Assistée de Me Jean-sébastien BAZILLE, avocat au barreau de PARIS







INTIMES :



Maître [I] [D] mandataire judiciaire au redressement judiciaire de M. [O] [N]

[Adresse 7]

[Localité 5]



Représenté et assisté par Me Gaël BALAVOINE, avocat au barreau de CAEN



Monsieur [O] [N]

né le [Date naissance 1] 1960 à [Localité 9]

[Adresse 3]

[Localité 6]



Représenté et assisté par Me David DREUX, avocat au barreau de CAEN



Monsieur le Procureur General de la Cour d'Appel Caen

Sis COUR D'APPEL - Parquet général

[Adresse 10]

[Localité 2]













INTERVENANT FORCE :



Maître [I] [D] mandataire judiciaire au redressement judiciaire de M. [O] [N]

[Adresse 7]

[Localité 5]



Représenté et assisté par Me Gaël BALAVOINE, avocat au barreau de CAEN







DEBATS : A l'audience publique du 08 février 2024, sans opposition du ou des avocats, Madame EMILY, Président de Chambre et M. GOUARIN, Conseiller, ont entendu les plaidoiries et en ont rendu compte à la cour dans son délibéré



MINISTERE PUBLIC :

Auquel l'affaire a été régulièrement communiquée.

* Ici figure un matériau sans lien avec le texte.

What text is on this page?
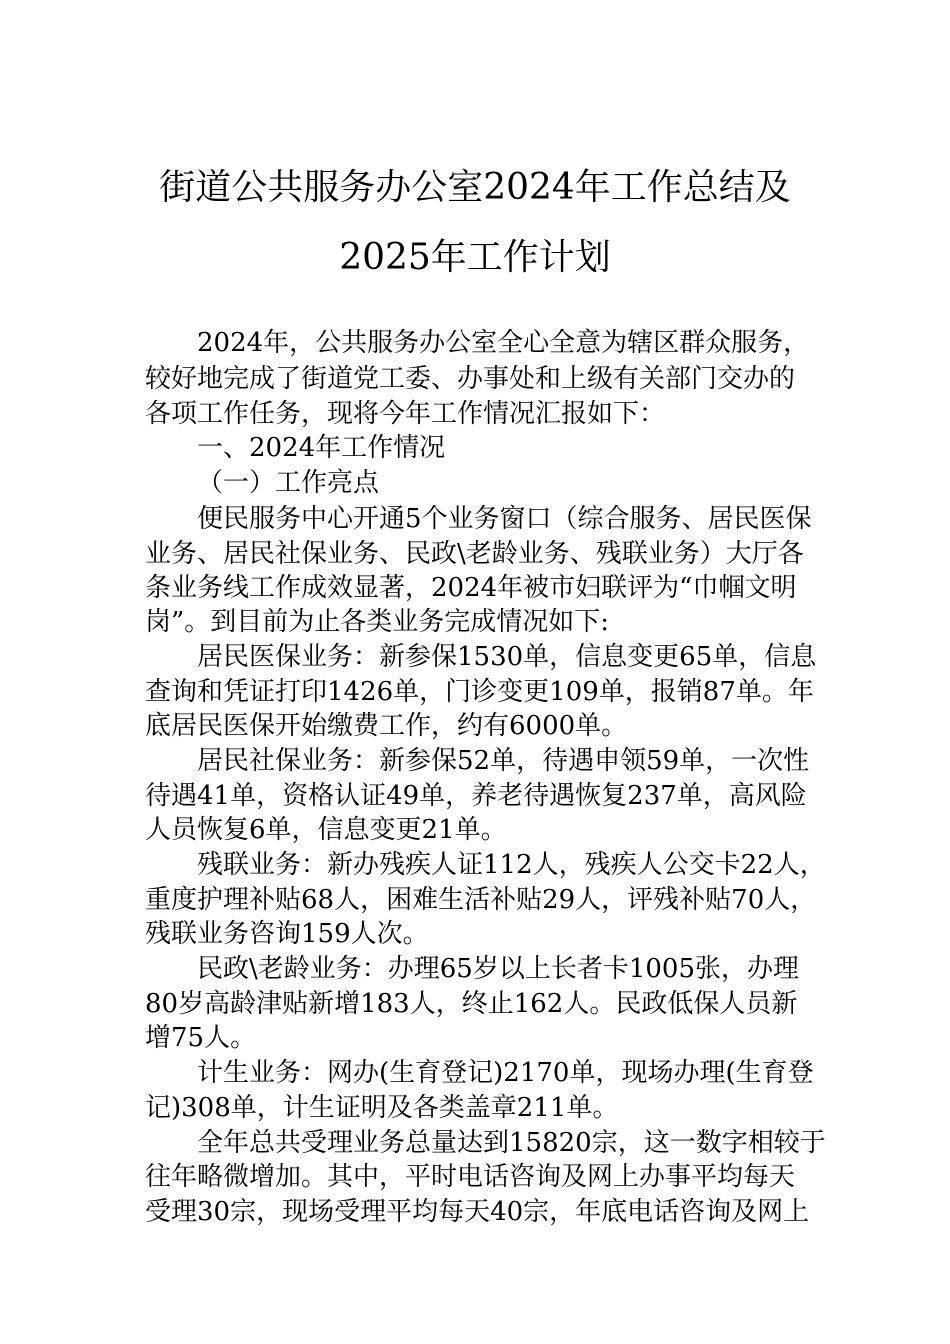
街道公共服务办公室2024年工作总结及
2025年工作计划
2024年，公共服务办公室全心全意为辖区群众服务，
较好地完成了街道党工委、办事处和上级有关部门交办的
各项工作任务，现将今年工作情况汇报如下：
一、2024年工作情况
（一）工作亮点
便民服务中心开通5个业务窗口（综合服务、居民医保
业务、居民社保业务、民政\老龄业务、残联业务）大厅各
条业务线工作成效显著，2024年被市妇联评为“巾帼文明
岗”。到目前为止各类业务完成情况如下:
居民医保业务：新参保1530单，信息变更65单，信息
查询和凭证打印1426单，门诊变更109单，报销87单。年
底居民医保开始缴费工作，约有6000单。
居民社保业务：新参保52单，待遇申领59单，一次性
待遇41单，资格认证49单，养老待遇恢复237单，高风险
人员恢复6单，信息变更21单。
残联业务：新办残疾人证112人，残疾人公交卡22人，
重度护理补贴68人，困难生活补贴29人，评残补贴70人，
残联业务咨询159人次。
民政\老龄业务：办理65岁以上长者卡1005张，办理
80岁高龄津贴新增183人，终止162人。民政低保人员新
增75人。
计生业务：网办(生育登记)2170单，现场办理(生育登
记)308单，计生证明及各类盖章211单。
全年总共受理业务总量达到15820宗，这一数字相较于
往年略微增加。其中，平时电话咨询及网上办事平均每天
受理30宗，现场受理平均每天40宗，年底电话咨询及网上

GREFFIER : Mme LE GALL, greffier





COMPOSITION DE LA COUR LORS DU DÉLIBÉRÉ :



Madame EMILY, Président de Chambre,

M. GOUARIN, Conseiller,

Mme DELAUBIER, Conseillère,



MINISTERE PUBLIC :

Auquel l'affaire a été régulièrement communiquée.

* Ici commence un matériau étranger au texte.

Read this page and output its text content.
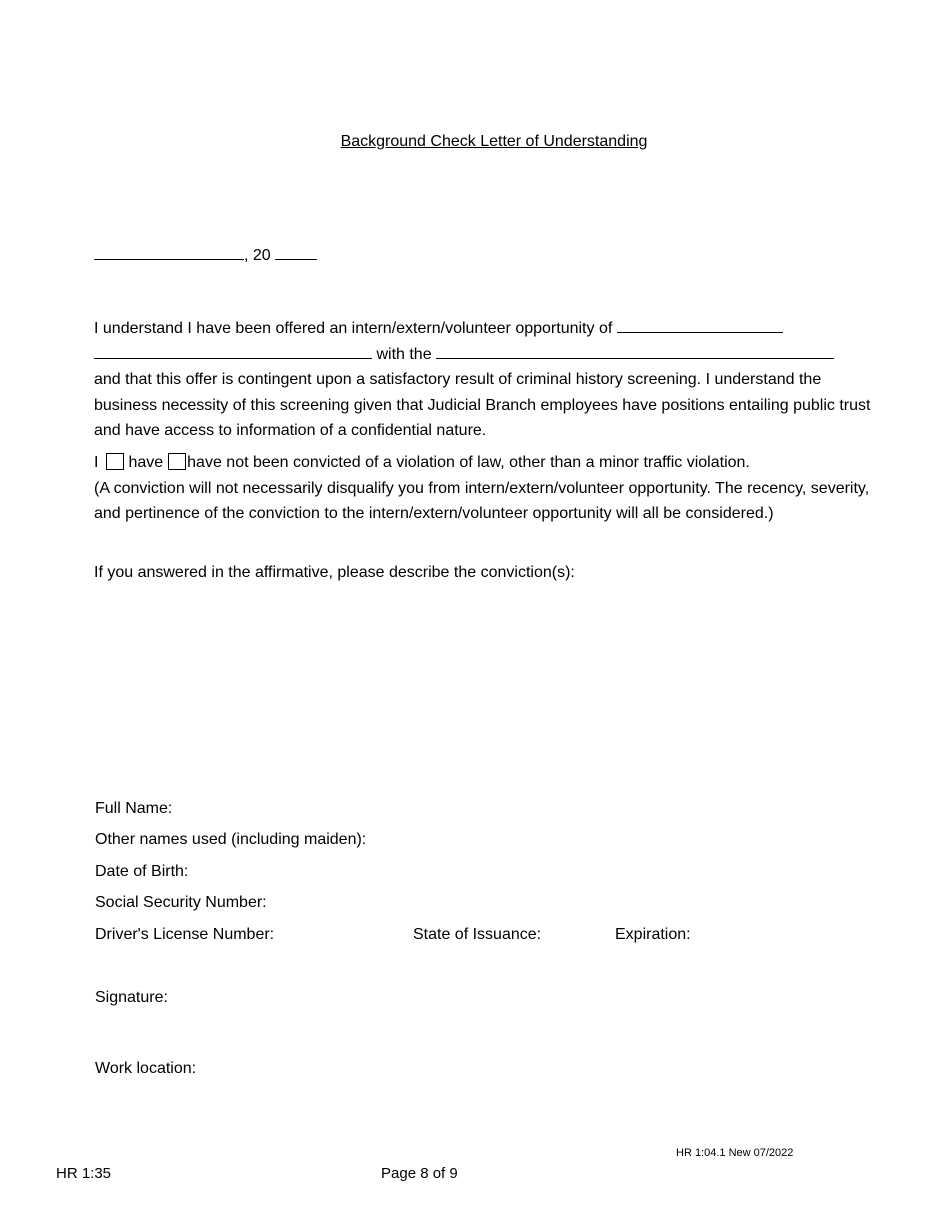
Background Check Letter of Understanding
, 20
I understand I have been offered an intern/extern/volunteer opportunity of
with the
and that this offer is contingent upon a satisfactory result of criminal history screening. I understand the business necessity of this screening given that Judicial Branch employees have positions entailing public trust and have access to information of a confidential nature.
I have have not been convicted of a violation of law, other than a minor traffic violation.
(A conviction will not necessarily disqualify you from intern/extern/volunteer opportunity. The recency, severity, and pertinence of the conviction to the intern/extern/volunteer opportunity will all be considered.)
If you answered in the affirmative, please describe the conviction(s):
Full Name:
Other names used (including maiden):
Date of Birth:
Social Security Number:
Driver's License Number:	State of Issuance:	Expiration:
Signature:
Work location:
HR 1:04.1 New 07/2022
HR 1:35	Page 8 of 9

ARRÊT prononcé publiquement le 11 avril 2024 à 14h00 par mise à disposition de l'arrêt au greffe de la cour, initialement fixée au 04 Avril 2024, les parties en ayant été préalablement avisées dans les conditions prévues au deuxième alinéa de l'article 450 du code de procédure civile et signé par Madame EMILY, président, et Mme LE GALL, greffier





*



* *



Suivant concession accordée par l'Etat, la Chambre de commerce et d'industrie territoriale Ouest Normandie (CCITON) a exploité la criée du port de pêche de [Localité 9] jusqu'au 31 décembre 2020. Dans le cadre de cette exploitation, la CCITON achetait aux pêcheurs les arrivages, qui étaient par la suite revendus aux enchères, étant précisé que le règlement d'exploitation imposait aux acheteurs à la criée d'être agréés et de fournir des garanties financières pour couvrir le montant de leurs achats.



M. [X] [N], fils de M. [O] [N], exerçant son activité professionnelle sous l'enseigne '[N] Marée' EI, disposait d'un agrément en tant qu'acheteur à la criée de [Localité 9].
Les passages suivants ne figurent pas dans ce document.